Lang's first sound feature follows the attempts by police to track down and arrest a serial child-murderer, Hans Beckert (played by Peter Lorre), who is terrorising a German city. As the official investigation stagnates, Lang gives us a terrifying vision of a society dominated by angry vigilantism, in which the slightest suspicious behaviour draws a rabid crowd. Even a coalition of criminal bosses, their interests harmed through the constant presence of the police, join in the chase. Yet the cat-and-mouse aesthetic comes to be overlaid with searching questions. Is Beckert actually responsible for his actions? Is he genuinely insane, not fit to stand trial? The ambiguous closing scenes alone are powerful indications of the psychological complexity of the film.
M came out at the tail-end of an artistic movement known as German Expressionism; a movement that frequently utilised highly exaggerated set design, a focus on dreams and unreality, and characters in great extremes of mental state. Though the setting of Lang's film is the prosaic modern city, Lang selectively uses expressionist elements to underline the twisted nature of his premise. In particular, he makes a fascinatingly experimental use of sound. On a black screen at the beginning, one of the first things we hear is a chilling nursery rhyme about the 'nasty man in black' who kills children; later, silent scenes of police investigation are suddenly interrupted by shrill car horns and road traffic. There is also no musical score. To modern ears the soundtrack is particularly jagged, unnatural; it mirrors perfectly the discordance of the chaotic urban environment. Sound in M therefore becomes not a jovial novelty, as in so much cinema of its time, but a fully-fledged character in its own right.

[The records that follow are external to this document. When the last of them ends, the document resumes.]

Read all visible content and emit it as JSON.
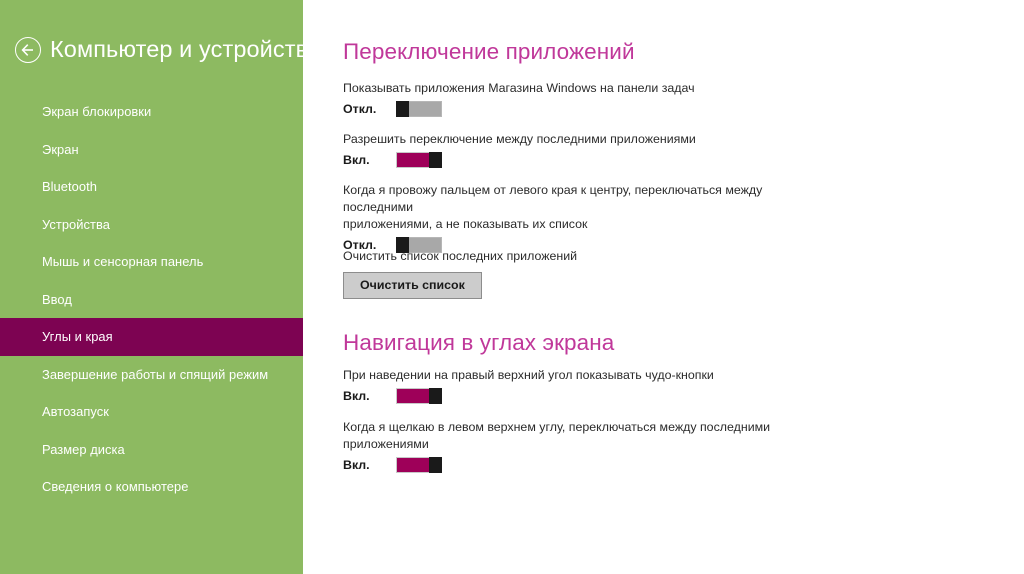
{
  "sidebar": {
    "title": "Компьютер и устройства",
    "back_icon": "back-arrow-icon",
    "search_icon": "search-icon",
    "items": [
      {
        "label": "Экран блокировки",
        "selected": false
      },
      {
        "label": "Экран",
        "selected": false
      },
      {
        "label": "Bluetooth",
        "selected": false
      },
      {
        "label": "Устройства",
        "selected": false
      },
      {
        "label": "Мышь и сенсорная панель",
        "selected": false
      },
      {
        "label": "Ввод",
        "selected": false
      },
      {
        "label": "Углы и края",
        "selected": true
      },
      {
        "label": "Завершение работы и спящий режим",
        "selected": false
      },
      {
        "label": "Автозапуск",
        "selected": false
      },
      {
        "label": "Размер диска",
        "selected": false
      },
      {
        "label": "Сведения о компьютере",
        "selected": false
      }
    ],
    "colors": {
      "background": "#8dba61",
      "selected_background": "#7d0352",
      "text": "#ffffff"
    }
  },
  "main": {
    "sections": [
      {
        "id": "app-switching",
        "title": "Переключение приложений",
        "settings": [
          {
            "id": "taskbar-apps",
            "label": "Показывать приложения Магазина Windows на панели задач",
            "state_label": "Откл.",
            "state": "off"
          },
          {
            "id": "switch-recent",
            "label": "Разрешить переключение между последними приложениями",
            "state_label": "Вкл.",
            "state": "on"
          },
          {
            "id": "swipe-edge",
            "label": "Когда я провожу пальцем от левого края к центру, переключаться между последними\nприложениями, а не показывать их список",
            "state_label": "Откл.",
            "state": "off"
          },
          {
            "id": "clear-list",
            "label": "Очистить список последних приложений",
            "button_label": "Очистить список"
          }
        ]
      },
      {
        "id": "corner-navigation",
        "title": "Навигация в углах экрана",
        "settings": [
          {
            "id": "charms-corner",
            "label": "При наведении на правый верхний угол показывать чудо-кнопки",
            "state_label": "Вкл.",
            "state": "on"
          },
          {
            "id": "topleft-click",
            "label": "Когда я щелкаю в левом верхнем углу, переключаться между последними приложениями",
            "state_label": "Вкл.",
            "state": "on"
          }
        ]
      }
    ],
    "colors": {
      "heading": "#c0389a",
      "toggle_on": "#9e0059",
      "toggle_off_track": "#a8a8a8",
      "toggle_knob": "#1a1a1a",
      "button_background": "#cccccc"
    }
  }
}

Drawing everything together is Peter Lorre's performance. Introduced only in shadow as he addresses a young girl, we first see Hans Beckert's face, post-murder, as he gazes intently into a mirror; his freakish physical expressions are suggestive of Edward Hyde. Beckert is for a long time a truly elusive onscreen figure, a quality only reinforced by the constant wafts of cigarette smoke that shroud the frame. But he is soon identified and pursued. Eventually cornered by a rag-tag of city society, he violently tries to justify his atrocities, revealing his fragile inner self; Lorre lurches from desperate, high-pitched speech to grotesque, contorted mime, coming dangerously and disconcertingly close to gaining our sympathy. The actor would later gain a reputation for unsettling, heavily accented performances in American films like Casablanca and The Maltese Falcon, but his impact in Germany was equally large. It was said that his mere presence on the streets of Berlin was enough to cause mothers with children to run, petrified, away from him.
Lang can't quite keep up the heightened tone all the way through, and the pace slows around the halfway mark. There's also no doubt that Metropolis, one of his previous films, is more visually dazzling. Yet the influence of M on later cinema is undeniable; nine years after it first surfaced, Hollywood would release Stranger on the Third Floor, widely regarded as the first example of American film noir. The noir genre, one of the most robust and artistically conscious of any, frequently featured a gritty police procedural, chiaroscuro lighting and an emphasis on psychology and criminality – all can be traced back to M. It's no coincidence Lorre starred in Stranger on the Third Floor. At a time in which people are enthralled by crime fiction on television and in literature, the image of the slinking, demonic Hans Beckert, retreating into the shadows of the modern metropolis having committed unspeakable atrocities, remains utterly compelling.
M screens at the BFI Southbank until October the 7th, and is also being screened at selected cinemas nationwide.